// the find
winedarksea/AutoTS
Automated Time Series Forecasting
AutoTS is a Python AutoML library for time series forecasting that runs genetic algorithm search over a large space of models (naive through deep learning) and preprocessing transforms. It targets data scientists who need production-ready forecasts across many series without manually tuning each one. Won the M6 forecasting competition in 2023, which is a real signal that it works.
The genetic algorithm over both model selection AND preprocessing transforms is genuinely useful — most AutoML tools ignore that the transform pipeline matters as much as the model. The horizontal/mosaic ensembles are smart: different series can get different best models, which matters when your dataset has heterogeneous series. Template import/export means you can run search once, save the winners, and deploy fast without re-running the full genetic search every time.

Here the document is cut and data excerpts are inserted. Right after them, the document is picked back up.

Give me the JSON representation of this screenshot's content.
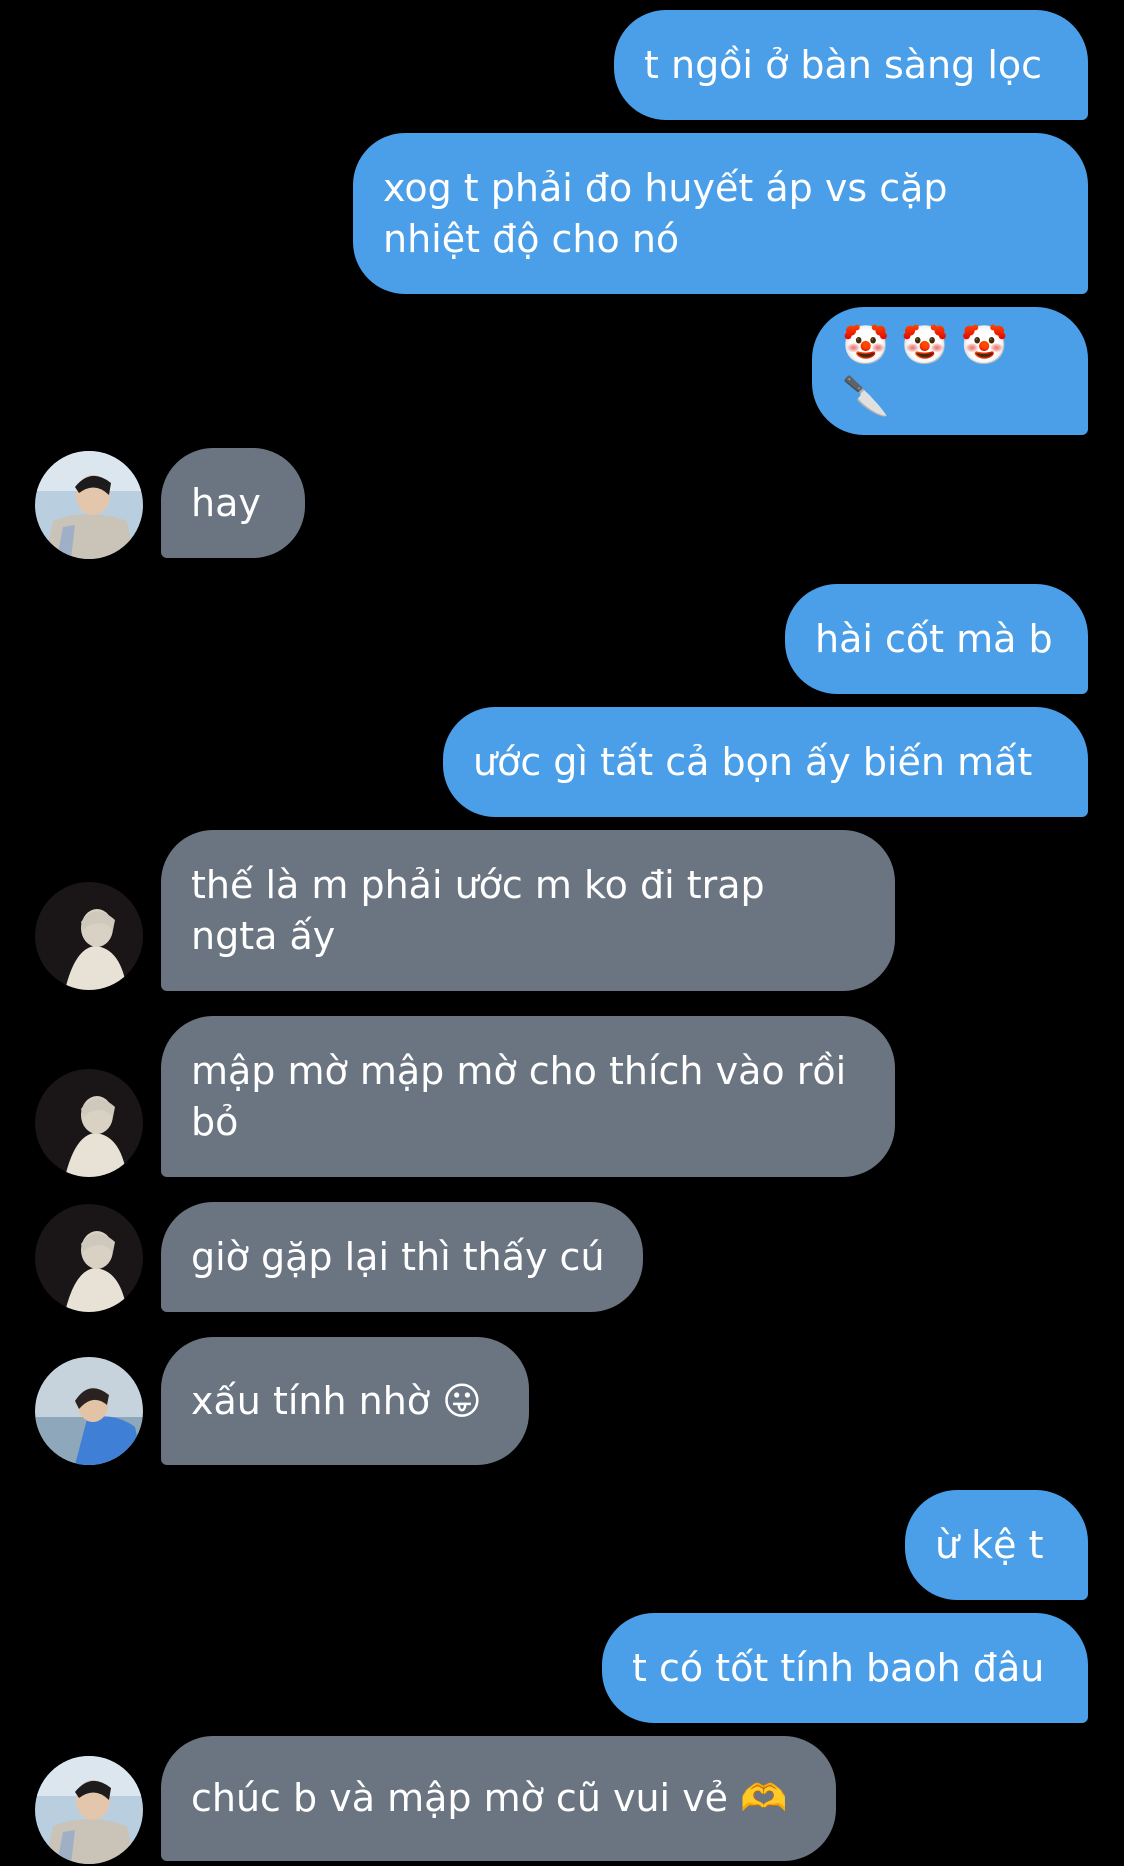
{
  "messages": [
    {
      "id": "m1",
      "direction": "outgoing",
      "text": "t ngồi ở bàn sàng lọc"
    },
    {
      "id": "m2",
      "direction": "outgoing",
      "text": "xog t phải đo huyết áp vs cặp\nnhiệt độ cho nó"
    },
    {
      "id": "m3",
      "direction": "outgoing",
      "text": "🤡 🤡 🤡 🔪"
    },
    {
      "id": "m4",
      "direction": "incoming",
      "text": "hay",
      "avatar": "boy-plaid-avatar"
    },
    {
      "id": "m5",
      "direction": "outgoing",
      "text": "hài cốt mà b"
    },
    {
      "id": "m6",
      "direction": "outgoing",
      "text": "ước gì tất cả bọn ấy biến mất"
    },
    {
      "id": "m7",
      "direction": "incoming",
      "text": "thế là m phải ước m ko đi trap\nngta ấy",
      "avatar": "blonde-dark-avatar"
    },
    {
      "id": "m8",
      "direction": "incoming",
      "text": "mập mờ mập mờ cho thích vào rồi\nbỏ",
      "avatar": "blonde-dark-avatar"
    },
    {
      "id": "m9",
      "direction": "incoming",
      "text": "giờ gặp lại thì thấy cú",
      "avatar": "blonde-dark-avatar"
    },
    {
      "id": "m10",
      "direction": "incoming",
      "text": "xấu tính nhờ 😛",
      "avatar": "blue-jacket-avatar"
    },
    {
      "id": "m11",
      "direction": "outgoing",
      "text": "ừ kệ t"
    },
    {
      "id": "m12",
      "direction": "outgoing",
      "text": "t có tốt tính baoh đâu"
    },
    {
      "id": "m13",
      "direction": "incoming",
      "text": "chúc b và mập mờ cũ vui vẻ 🫶",
      "avatar": "boy-plaid-avatar"
    }
  ],
  "colors": {
    "background": "#000000",
    "outgoing_bubble": "#4b9ee8",
    "incoming_bubble": "#6b7481",
    "text": "#ffffff"
  }
}
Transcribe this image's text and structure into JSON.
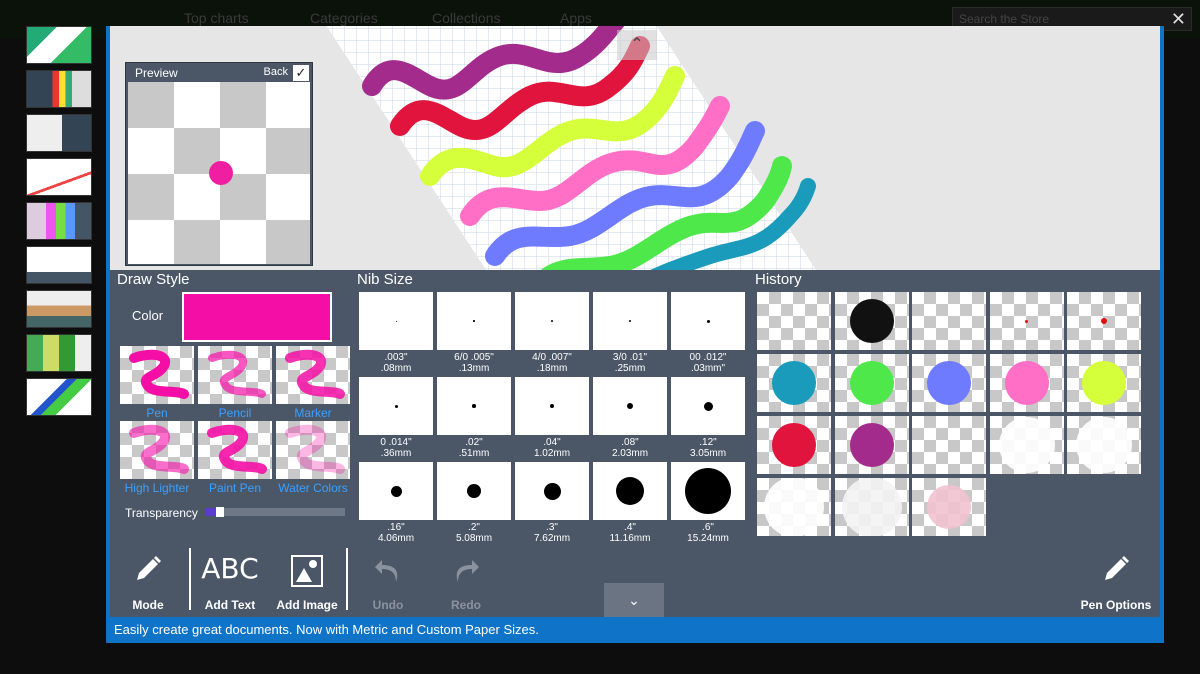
{
  "background": {
    "nav": [
      "Top charts",
      "Categories",
      "Collections",
      "Apps"
    ],
    "search_placeholder": "Search the Store",
    "close_glyph": "✕"
  },
  "window": {
    "collapse_up_glyph": "⌃",
    "collapse_down_glyph": "⌄"
  },
  "preview": {
    "title": "Preview",
    "back_label": "Back",
    "checked": true,
    "dot_color": "#f01ea0"
  },
  "draw_style": {
    "title": "Draw Style",
    "color_label": "Color",
    "color_value": "#f50ea6",
    "styles": [
      {
        "label": "Pen"
      },
      {
        "label": "Pencil"
      },
      {
        "label": "Marker"
      },
      {
        "label": "High Lighter"
      },
      {
        "label": "Paint Pen"
      },
      {
        "label": "Water Colors"
      }
    ],
    "transparency_label": "Transparency",
    "transparency_level": 0.08
  },
  "nib_size": {
    "title": "Nib Size",
    "nibs": [
      {
        "line1": ".003\"",
        "line2": ".08mm"
      },
      {
        "line1": "6/0 .005\"",
        "line2": ".13mm"
      },
      {
        "line1": "4/0 .007\"",
        "line2": ".18mm"
      },
      {
        "line1": "3/0 .01\"",
        "line2": ".25mm"
      },
      {
        "line1": "00 .012\"",
        "line2": ".03mm\""
      },
      {
        "line1": "0 .014\"",
        "line2": ".36mm"
      },
      {
        "line1": ".02\"",
        "line2": ".51mm"
      },
      {
        "line1": ".04\"",
        "line2": "1.02mm"
      },
      {
        "line1": ".08\"",
        "line2": "2.03mm"
      },
      {
        "line1": ".12\"",
        "line2": "3.05mm"
      },
      {
        "line1": ".16\"",
        "line2": "4.06mm"
      },
      {
        "line1": ".2\"",
        "line2": "5.08mm"
      },
      {
        "line1": ".3\"",
        "line2": "7.62mm"
      },
      {
        "line1": ".4\"",
        "line2": "11.16mm"
      },
      {
        "line1": ".6\"",
        "line2": "15.24mm"
      }
    ]
  },
  "history": {
    "title": "History",
    "items": [
      "none",
      "#111111",
      "none",
      "#e01010",
      "#e01010",
      "#1a9bbb",
      "#4ee84a",
      "#6f7bff",
      "#ff6fc6",
      "#d4ff3a",
      "#e0143c",
      "#a32b8c",
      "none",
      "#ffffff",
      "#ffffff",
      "#ffffff",
      "#f3f3f3",
      "#f1c2d0"
    ]
  },
  "toolbar": {
    "mode_label": "Mode",
    "add_text_glyph": "ABC",
    "add_text_label": "Add Text",
    "add_image_label": "Add Image",
    "undo_label": "Undo",
    "redo_label": "Redo",
    "pen_options_label": "Pen Options"
  },
  "status_text": "Easily create great documents.  Now with Metric and Custom Paper Sizes."
}
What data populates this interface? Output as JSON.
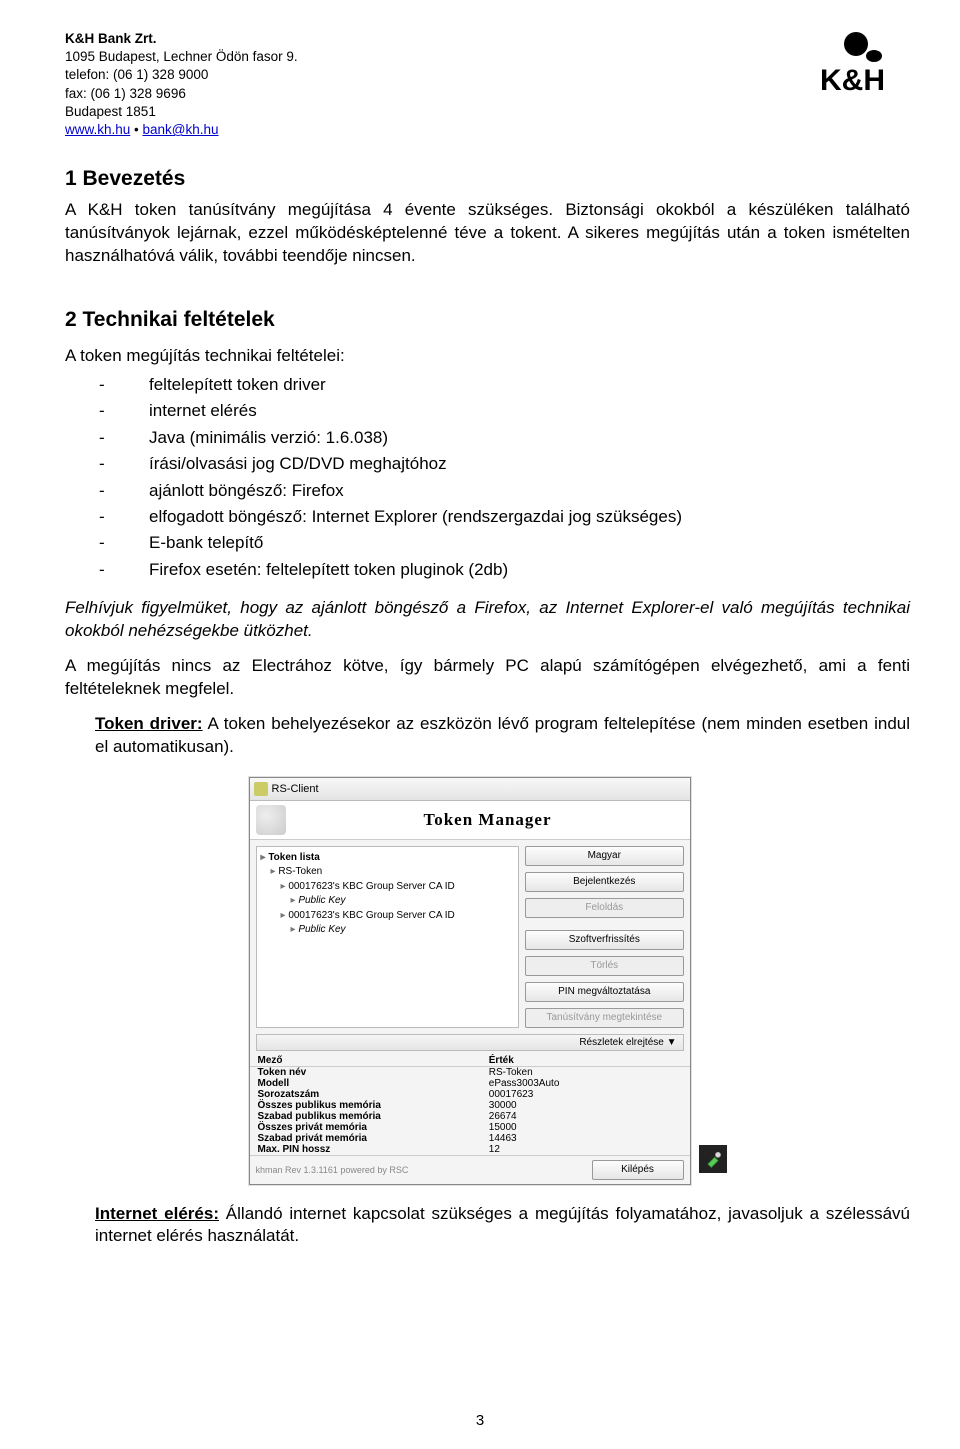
{
  "company": {
    "name": "K&H Bank Zrt.",
    "address": "1095 Budapest, Lechner Ödön fasor 9.",
    "phone": "telefon: (06 1) 328 9000",
    "fax": "fax: (06 1) 328 9696",
    "post": "Budapest 1851",
    "website": "www.kh.hu",
    "email": "bank@kh.hu",
    "separator": " • "
  },
  "logo_text": "K&H",
  "section1": {
    "title": "1  Bevezetés",
    "p1": "A K&H token tanúsítvány megújítása 4 évente szükséges. Biztonsági okokból a készüléken található tanúsítványok lejárnak, ezzel működésképtelenné téve a tokent. A sikeres megújítás után a token ismételten használhatóvá válik, további teendője nincsen."
  },
  "section2": {
    "title": "2  Technikai feltételek",
    "intro": "A token megújítás technikai feltételei:",
    "items": [
      "feltelepített token driver",
      "internet elérés",
      "Java (minimális verzió: 1.6.038)",
      "írási/olvasási jog CD/DVD meghajtóhoz",
      "ajánlott böngésző: Firefox",
      "elfogadott böngésző: Internet Explorer (rendszergazdai jog szükséges)",
      "E-bank telepítő",
      "Firefox esetén: feltelepített token pluginok (2db)"
    ],
    "italic_note": "Felhívjuk figyelmüket, hogy az ajánlott böngésző a Firefox, az Internet Explorer-el való megújítás technikai okokból nehézségekbe ütközhet.",
    "p_electra": "A megújítás nincs az Electrához kötve, így bármely PC alapú számítógépen elvégezhető, ami a fenti feltételeknek megfelel.",
    "token_driver_label": "Token driver:",
    "token_driver_text": " A token behelyezésekor az eszközön lévő program feltelepítése (nem minden esetben indul el automatikusan).",
    "internet_label": "Internet elérés:",
    "internet_text": " Állandó internet kapcsolat szükséges a megújítás folyamatához, javasoljuk a szélessávú internet elérés használatát."
  },
  "token_manager": {
    "window_title": "RS-Client",
    "banner_title": "Token Manager",
    "tree_header": "Token lista",
    "tree": [
      {
        "lvl": 1,
        "label": "RS-Token"
      },
      {
        "lvl": 2,
        "label": "00017623's KBC Group Server CA ID"
      },
      {
        "lvl": 3,
        "label": "Public Key"
      },
      {
        "lvl": 2,
        "label": "00017623's KBC Group Server CA ID"
      },
      {
        "lvl": 3,
        "label": "Public Key"
      }
    ],
    "buttons": {
      "lang": "Magyar",
      "login": "Bejelentkezés",
      "unlock": "Feloldás",
      "sw_refresh": "Szoftverfrissítés",
      "delete": "Törlés",
      "pin_change": "PIN megváltoztatása",
      "cert_renew": "Tanúsítvány megtekintése",
      "exit": "Kilépés"
    },
    "details_bar": "Részletek elrejtése  ▼",
    "table_headers": {
      "c1": "Mező",
      "c2": "Érték"
    },
    "table_rows": [
      {
        "c1": "Token név",
        "c2": "RS-Token"
      },
      {
        "c1": "Modell",
        "c2": "ePass3003Auto"
      },
      {
        "c1": "Sorozatszám",
        "c2": "00017623"
      },
      {
        "c1": "Összes publikus memória",
        "c2": "30000"
      },
      {
        "c1": "Szabad publikus memória",
        "c2": "26674"
      },
      {
        "c1": "Összes privát memória",
        "c2": "15000"
      },
      {
        "c1": "Szabad privát memória",
        "c2": "14463"
      },
      {
        "c1": "Max. PIN hossz",
        "c2": "12"
      }
    ],
    "footer_text": "khman Rev 1.3.1161 powered by RSC"
  },
  "page_number": "3"
}
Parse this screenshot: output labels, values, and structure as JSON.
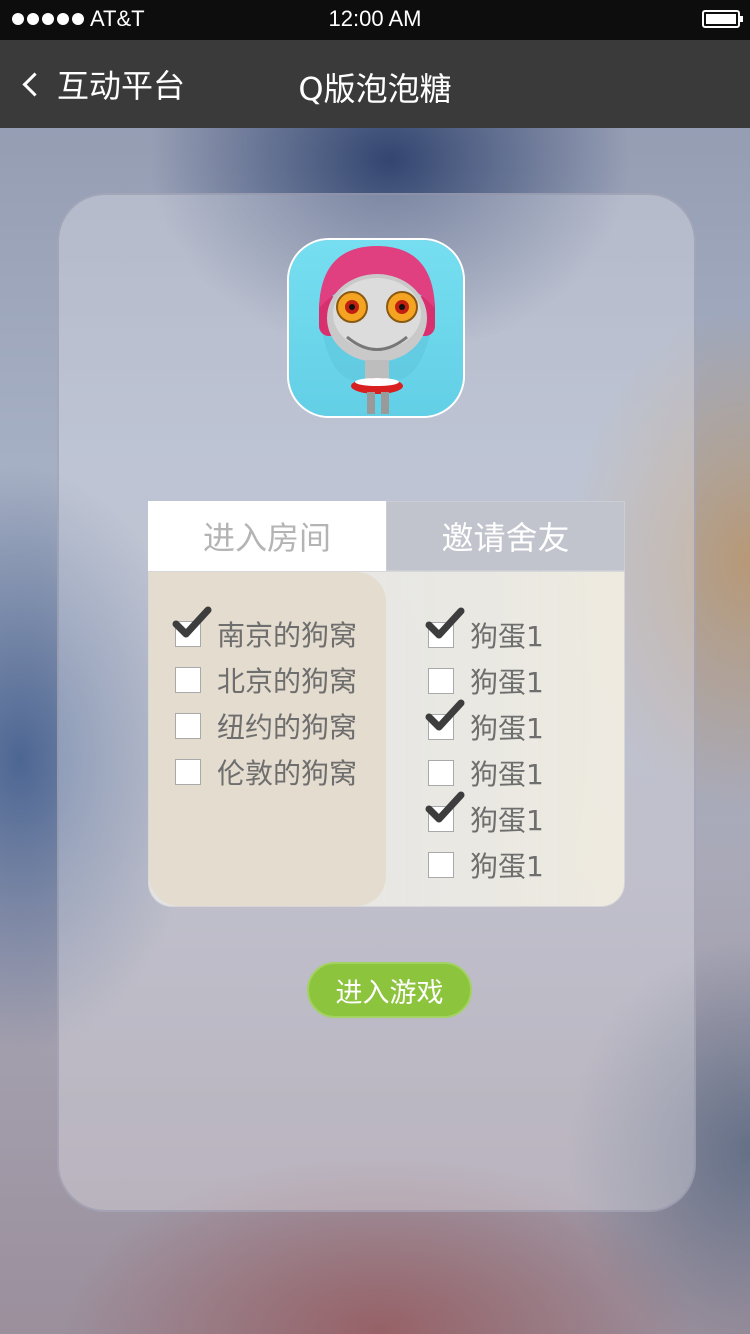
{
  "status_bar": {
    "carrier": "AT&T",
    "time": "12:00 AM",
    "signal_bars": 5,
    "battery_level": 1.0
  },
  "nav": {
    "back_label": "互动平台",
    "title": "Q版泡泡糖"
  },
  "tabs": [
    {
      "label": "进入房间",
      "active": true
    },
    {
      "label": "邀请舍友",
      "active": false
    }
  ],
  "rooms": [
    {
      "label": "南京的狗窝",
      "checked": true
    },
    {
      "label": "北京的狗窝",
      "checked": false
    },
    {
      "label": "纽约的狗窝",
      "checked": false
    },
    {
      "label": "伦敦的狗窝",
      "checked": false
    }
  ],
  "roommates": [
    {
      "label": "狗蛋1",
      "checked": true
    },
    {
      "label": "狗蛋1",
      "checked": false
    },
    {
      "label": "狗蛋1",
      "checked": true
    },
    {
      "label": "狗蛋1",
      "checked": false
    },
    {
      "label": "狗蛋1",
      "checked": true
    },
    {
      "label": "狗蛋1",
      "checked": false
    }
  ],
  "start_button": "进入游戏",
  "colors": {
    "status_bar_bg": "#0d0d0d",
    "nav_bg": "#3a3a3a",
    "accent_green": "#8cc43e",
    "checkmark": "#3d3d3d",
    "tab_inactive_bg": "#c1c4cc"
  },
  "icons": {
    "back": "chevron-left-icon",
    "app": "robot-mascot-icon",
    "check": "checkmark-icon"
  }
}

The MCP server is a nice practical addition — if you already have an LLM-based workflow, you can wire forecasting in without writing glue code.
The dependency situation is a real problem — 'additional packages required for some models' undersells it; some of the best models (Prophet, NeuralForecast, GluonTS) each pull in heavy optional installs that often conflict in practice. Training time on large datasets is brutal; the tips section is essentially an apology for this, and the workarounds (subset sampling, upsampling, limiting generations) all trade accuracy for speed. Documentation is scattered across README, extended_tutorial.md, and Sphinx docs with overlapping content and no clear learning path for someone starting from scratch. The Rust PWA frontend is a curious architectural choice that adds Cargo + Trunk as build dependencies for what appears to be a demo app wrapper around Pyodide — it works but it's a significant maintenance surface for a side feature.